[Distutils] .egg-info metadata

[PJ Eby]

On Fri, Sep 21, 2012 at 3:06 AM, Nick Coghlan <ncoghlan at gmail.com> wrote:
> On Fri, Sep 21, 2012 at 2:57 PM, PJ Eby <pje at telecommunity.com> wrote:
>> This is no more guesswork than the PyPI /simple index discovery protocol is.
>
> You have zero idea what's at the end of a URL link.

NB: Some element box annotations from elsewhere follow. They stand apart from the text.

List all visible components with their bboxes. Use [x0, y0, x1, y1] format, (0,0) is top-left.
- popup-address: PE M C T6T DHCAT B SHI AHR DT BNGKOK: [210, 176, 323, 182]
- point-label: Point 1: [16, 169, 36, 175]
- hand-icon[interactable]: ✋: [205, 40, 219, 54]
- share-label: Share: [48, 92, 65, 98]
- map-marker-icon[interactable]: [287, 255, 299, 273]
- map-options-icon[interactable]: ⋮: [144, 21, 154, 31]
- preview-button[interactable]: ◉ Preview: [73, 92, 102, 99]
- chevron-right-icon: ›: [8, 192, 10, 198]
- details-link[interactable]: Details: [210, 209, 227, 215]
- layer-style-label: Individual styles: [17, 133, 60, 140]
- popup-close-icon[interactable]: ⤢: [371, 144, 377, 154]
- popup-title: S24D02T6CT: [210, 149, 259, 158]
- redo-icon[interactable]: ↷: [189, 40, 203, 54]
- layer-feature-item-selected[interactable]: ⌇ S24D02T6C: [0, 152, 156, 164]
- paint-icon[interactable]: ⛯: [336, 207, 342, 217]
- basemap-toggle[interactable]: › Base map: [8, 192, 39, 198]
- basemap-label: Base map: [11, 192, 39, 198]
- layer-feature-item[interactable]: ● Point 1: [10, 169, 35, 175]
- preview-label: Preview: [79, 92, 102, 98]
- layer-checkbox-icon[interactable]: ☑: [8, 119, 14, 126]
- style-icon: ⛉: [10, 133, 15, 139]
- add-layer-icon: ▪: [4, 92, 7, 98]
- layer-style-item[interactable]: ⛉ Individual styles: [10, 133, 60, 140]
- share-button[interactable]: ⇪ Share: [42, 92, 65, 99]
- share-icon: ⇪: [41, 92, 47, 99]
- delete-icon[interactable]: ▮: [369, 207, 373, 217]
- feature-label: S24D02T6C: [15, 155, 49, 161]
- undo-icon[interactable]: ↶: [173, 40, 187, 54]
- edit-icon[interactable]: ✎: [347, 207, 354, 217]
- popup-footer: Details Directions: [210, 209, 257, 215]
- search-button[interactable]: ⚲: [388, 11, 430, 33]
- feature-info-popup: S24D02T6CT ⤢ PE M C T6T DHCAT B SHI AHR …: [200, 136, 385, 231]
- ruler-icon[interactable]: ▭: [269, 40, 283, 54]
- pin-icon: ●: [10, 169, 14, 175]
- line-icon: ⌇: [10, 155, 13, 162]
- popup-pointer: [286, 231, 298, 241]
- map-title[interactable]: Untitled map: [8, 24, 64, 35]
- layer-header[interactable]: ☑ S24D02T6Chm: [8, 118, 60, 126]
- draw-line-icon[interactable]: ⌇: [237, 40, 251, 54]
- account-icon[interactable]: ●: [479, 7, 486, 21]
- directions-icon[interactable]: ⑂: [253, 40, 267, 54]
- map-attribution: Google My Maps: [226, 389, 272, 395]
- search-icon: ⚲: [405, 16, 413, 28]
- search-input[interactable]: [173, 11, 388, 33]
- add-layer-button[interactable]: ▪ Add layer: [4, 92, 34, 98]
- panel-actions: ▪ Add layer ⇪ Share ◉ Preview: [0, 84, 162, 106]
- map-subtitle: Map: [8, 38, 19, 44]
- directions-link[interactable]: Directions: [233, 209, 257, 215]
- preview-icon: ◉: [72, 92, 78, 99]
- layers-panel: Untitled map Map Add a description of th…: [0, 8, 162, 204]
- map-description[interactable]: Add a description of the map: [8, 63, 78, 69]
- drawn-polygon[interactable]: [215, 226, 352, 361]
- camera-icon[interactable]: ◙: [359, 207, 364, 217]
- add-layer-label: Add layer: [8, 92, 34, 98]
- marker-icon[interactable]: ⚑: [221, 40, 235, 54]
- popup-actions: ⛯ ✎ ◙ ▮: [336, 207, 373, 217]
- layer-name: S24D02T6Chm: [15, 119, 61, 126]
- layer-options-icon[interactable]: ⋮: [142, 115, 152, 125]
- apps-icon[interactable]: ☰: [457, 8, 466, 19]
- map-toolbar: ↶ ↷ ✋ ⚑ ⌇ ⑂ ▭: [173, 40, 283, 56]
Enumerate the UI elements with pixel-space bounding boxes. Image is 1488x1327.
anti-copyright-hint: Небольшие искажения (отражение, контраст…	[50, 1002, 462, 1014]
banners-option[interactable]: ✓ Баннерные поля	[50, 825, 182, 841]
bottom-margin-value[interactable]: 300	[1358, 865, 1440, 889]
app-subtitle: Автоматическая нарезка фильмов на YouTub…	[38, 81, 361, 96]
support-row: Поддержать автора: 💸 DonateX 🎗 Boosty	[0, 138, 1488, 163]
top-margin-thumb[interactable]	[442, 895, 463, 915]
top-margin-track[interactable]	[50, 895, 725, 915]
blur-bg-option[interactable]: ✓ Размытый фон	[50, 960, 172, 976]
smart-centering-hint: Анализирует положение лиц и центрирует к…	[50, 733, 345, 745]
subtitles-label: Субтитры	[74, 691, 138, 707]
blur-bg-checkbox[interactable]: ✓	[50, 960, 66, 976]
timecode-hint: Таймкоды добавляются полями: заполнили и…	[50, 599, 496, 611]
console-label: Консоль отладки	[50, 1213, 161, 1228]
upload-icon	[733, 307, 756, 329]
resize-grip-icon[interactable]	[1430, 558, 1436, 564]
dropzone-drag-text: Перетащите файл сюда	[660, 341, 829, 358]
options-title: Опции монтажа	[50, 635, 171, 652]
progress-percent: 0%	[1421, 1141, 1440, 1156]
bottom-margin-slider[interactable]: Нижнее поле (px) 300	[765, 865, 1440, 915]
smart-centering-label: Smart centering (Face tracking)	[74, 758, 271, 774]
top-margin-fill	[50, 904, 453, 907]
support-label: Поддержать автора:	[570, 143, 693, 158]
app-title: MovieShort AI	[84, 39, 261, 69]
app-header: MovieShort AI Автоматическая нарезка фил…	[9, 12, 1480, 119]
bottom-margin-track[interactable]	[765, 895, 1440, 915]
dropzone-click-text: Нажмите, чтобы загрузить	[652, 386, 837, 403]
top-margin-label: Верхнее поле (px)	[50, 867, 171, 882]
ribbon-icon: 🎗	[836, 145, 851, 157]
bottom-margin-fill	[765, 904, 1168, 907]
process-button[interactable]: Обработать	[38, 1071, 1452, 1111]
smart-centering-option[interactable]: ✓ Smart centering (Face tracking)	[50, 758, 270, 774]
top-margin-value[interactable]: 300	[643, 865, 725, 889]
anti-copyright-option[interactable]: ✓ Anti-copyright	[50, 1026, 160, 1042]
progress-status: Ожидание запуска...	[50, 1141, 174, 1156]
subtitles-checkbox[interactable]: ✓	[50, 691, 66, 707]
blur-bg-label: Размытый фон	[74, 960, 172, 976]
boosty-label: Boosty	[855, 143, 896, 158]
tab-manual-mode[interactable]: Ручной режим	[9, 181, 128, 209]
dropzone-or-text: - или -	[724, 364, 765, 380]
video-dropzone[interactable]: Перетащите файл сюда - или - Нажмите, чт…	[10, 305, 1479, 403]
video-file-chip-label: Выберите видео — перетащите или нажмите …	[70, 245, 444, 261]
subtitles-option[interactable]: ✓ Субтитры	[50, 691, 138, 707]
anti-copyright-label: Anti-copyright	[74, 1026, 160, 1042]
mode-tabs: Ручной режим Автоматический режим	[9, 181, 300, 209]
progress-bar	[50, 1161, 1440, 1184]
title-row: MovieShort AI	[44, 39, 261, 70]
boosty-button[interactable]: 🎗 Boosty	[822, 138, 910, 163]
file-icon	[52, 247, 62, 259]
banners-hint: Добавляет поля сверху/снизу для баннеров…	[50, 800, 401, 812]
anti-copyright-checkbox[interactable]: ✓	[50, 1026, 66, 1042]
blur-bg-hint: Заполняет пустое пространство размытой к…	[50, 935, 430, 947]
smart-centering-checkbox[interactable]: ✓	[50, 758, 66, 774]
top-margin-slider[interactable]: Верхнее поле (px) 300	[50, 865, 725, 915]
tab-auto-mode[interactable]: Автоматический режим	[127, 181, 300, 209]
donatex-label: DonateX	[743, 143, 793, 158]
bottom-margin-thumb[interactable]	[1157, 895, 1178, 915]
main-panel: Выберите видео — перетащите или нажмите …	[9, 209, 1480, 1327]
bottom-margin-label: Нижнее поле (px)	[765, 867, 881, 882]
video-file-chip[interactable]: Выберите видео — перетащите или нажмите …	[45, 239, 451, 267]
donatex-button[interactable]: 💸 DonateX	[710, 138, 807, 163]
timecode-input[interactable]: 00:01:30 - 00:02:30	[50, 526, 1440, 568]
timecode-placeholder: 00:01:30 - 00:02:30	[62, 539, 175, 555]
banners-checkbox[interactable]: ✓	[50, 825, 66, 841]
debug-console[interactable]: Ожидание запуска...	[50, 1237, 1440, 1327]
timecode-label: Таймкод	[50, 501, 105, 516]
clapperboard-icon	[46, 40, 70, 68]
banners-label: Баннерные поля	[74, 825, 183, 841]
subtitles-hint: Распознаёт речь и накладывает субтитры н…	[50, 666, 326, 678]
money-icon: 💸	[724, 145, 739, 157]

You're just hoping
> it's the file you expect.

If that's really a problem, you can include an #md5 tag in the link,
and easy_install will refuse to install it if it doesn't match.

However, in a major common use case for dependency links, the person
who put the link in knows *exactly* what's at the end of that link,
because it's a URL they control with contents they produced.

I think, though, that maybe you're confused about how these links
work.  A dependency link has to be one of two types:

1. A "direct link" (a link that's recognizable as a distribution,
either because its final path component is a distribution filename or
because it's tagged with an #egg identifier), or

2. An "indirect link", which will be treated as an HTML page and
scanned for direct links.

This is the *same* protocol used with the PyPI /simple index, or more
precisely, it's a *subset* of that protocol.  (Index pages are scanned
for indirect links tagged as a home page or download URL; this
extension is not supported for dependency links.)